“BRAVE” My rating: B (Opens wide on June 22)
100 minutes | MPAA rating: PG
The problem with being Pixar is that in the wake of releases like “The Incredibles” and “Up” the merely good movie seems a bit of a letdown.
There’s really nothing wrong with “Brave,” the animation factory’s latest feature effort. In many if not most of its details it is exemplary.
But it doesn’t offer the big emotional wallop of Pixar’s finest work, and for those of us who found, say, the photo album sequence of “Up” to be one of the most moving film experiences of recent years, it makes for pleasant but hardly overwhelming movie watching.
Disney animated films over the last 20 years have made a point of featuring spunky heroines, but this is the first Pixar effort (Pixar is an artistically independent subsidiary of the Mouse House) to do so.
Our leading lady is Merida (voiced by Kelly Macdonald), a princess in what appears to be pre-Christian Scotland.
The teenaged Merida drives her mother, Queen Elinor (Emma Thompson), to distraction with her tomboyish behavior.
(“A princess does not chortle. Or stuff her gob.”)
She has a wild mane of red hair (it’s like an explosion of orange confetti, and the animators have given every curly strand a life of its own) and likes nothing more than riding full tilt on her horse Angus, sending arrows zapping into targets along her route.
Merida’s father, King Fergus (Billy Connolly), being at heart a mead-swilling good old lad, secretly admires his daughter’s derring-do. But now that she’s come of age, Merida is prime marriage material.
In fact, finding her a husband from among the kingdom’s three other clans is a priority. For years the prospect of a royal marriage is all that has kept the peace.
Merida wants none of it, particularly when she realizes that she can outshoot, outthink and run circles around any of the proffered suitors.
Desperate for a way out, she buys a curse from a doddering old witch in the forest, only to find that it doesn’t work precisely the way she had planned.
I won’t give away the film’s big twist, except to say that I was a bit underwhelmed.
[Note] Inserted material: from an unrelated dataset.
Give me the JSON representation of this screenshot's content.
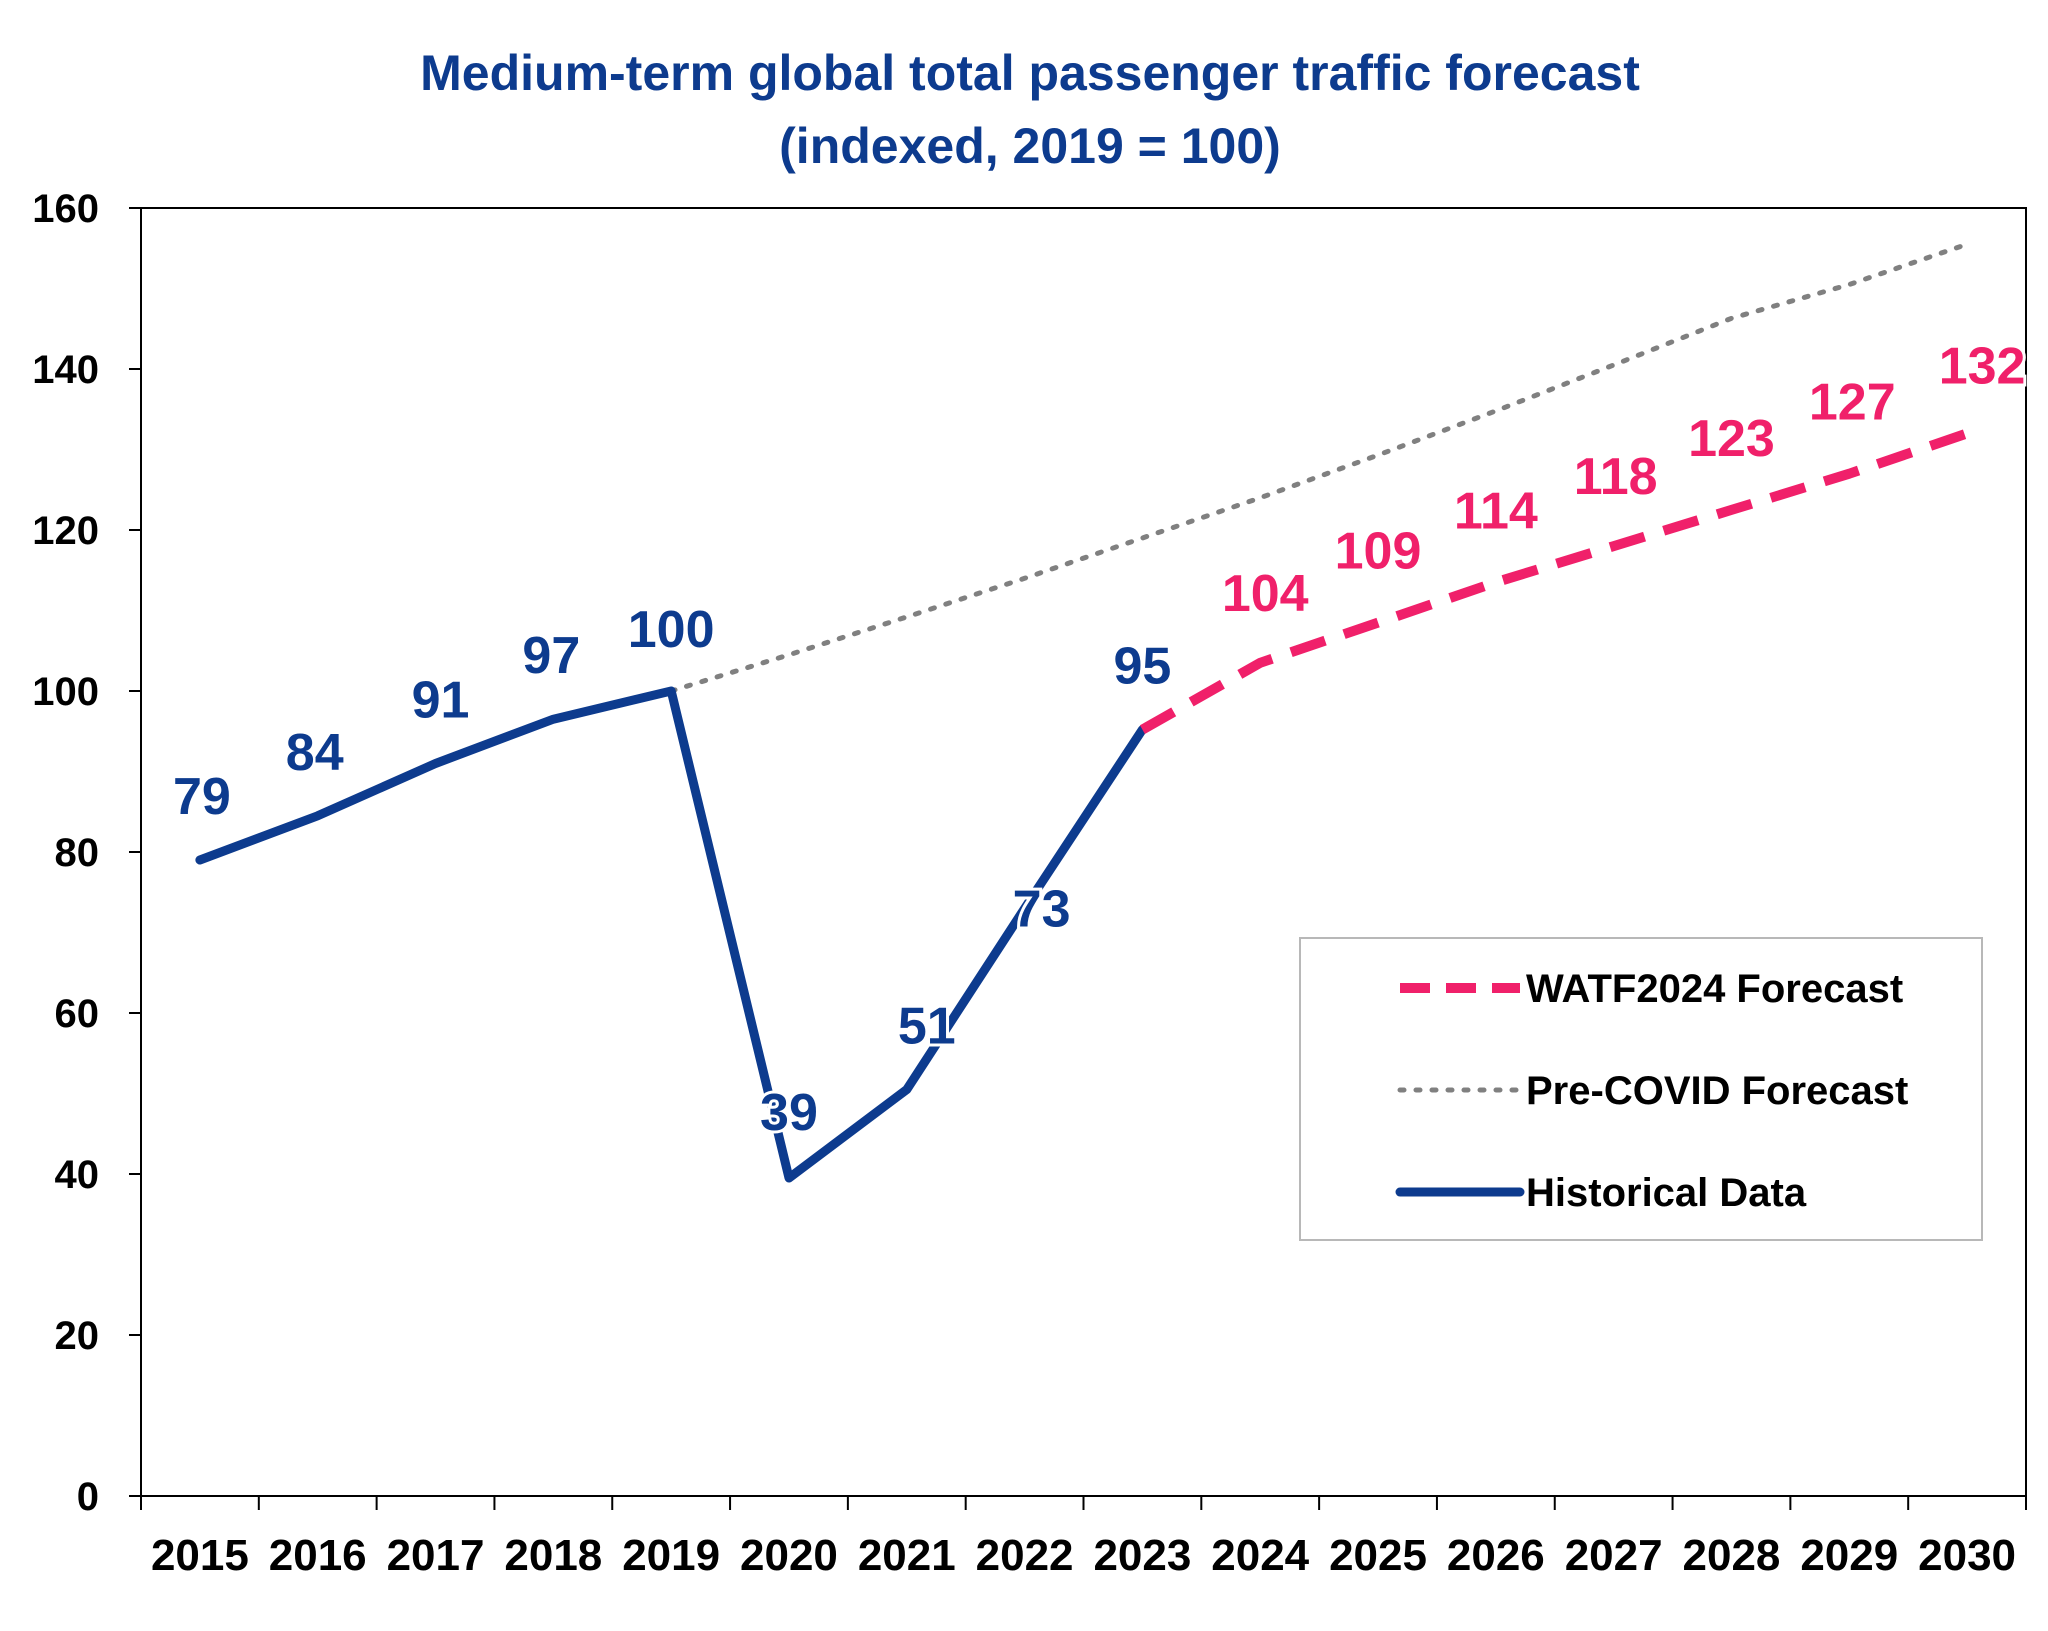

At a point in the narrative when “Brave” should be building a bit of heart, it opts for gimmicky silliness.
Which is not to say that there isn’t much to enjoy here.
The animation is spectacularly beautiful, with the computer-rendered “sets” and “locales” creating a magical illusion of reality (at times it seems almost photorealistic, but with just enough painterly touches to remind you that it’s animation).
The characters are, for the most part, rich and hugely enjoyable.
I was particularly taken with Fergus, a giant fireplug of a fellow with one peg leg, the result of an encounter with a legendary bear. Now the King nurses an Ahab-ish obsession with settling his score with the beast.
Merida’s three suitors and their various clansmen are a hoot, with each family exhibiting a peculiar body type and costuming.
And Merida has three bratty younger brothers who are always getting into mischief (“Boys, don’t play with your haggis”).
The writers (there are five of them) and directors (Mark Andrews, Brenda Chapman, Steve Purcell) employ some sophisticated narrative techniques, like cutting back and forth between two conversations in different parts of the castle.
And there are some delightful effects, like the magical will-o-the-wisps, pulsating balls of blue flame that haunt the woods.
Finally, one must commend the makers of “Brave” for not going the usual fairy tale route and having Merida find true love in the end. In fact, you can’t help wondering if Merida isn’t Disney/Pixar’s first gay character.
Not that there’s anything wrong with that.
| Robert W. Butler

I agree with this review with the exception the final comment. I don’t think anything in the text of the story indicates the Merida is a lesbian. Not that it would bother me if she were, but I don’t think that reflection is supported. A wild woman, yes. Possessing huge amazon qualities, yes. The final scene I found so touching as Merida helped her mother cast off societal expectations and find her own Wild Woman. The amazon woman archtype is not and has not been honored by society for centuries. We are waking up and we are here.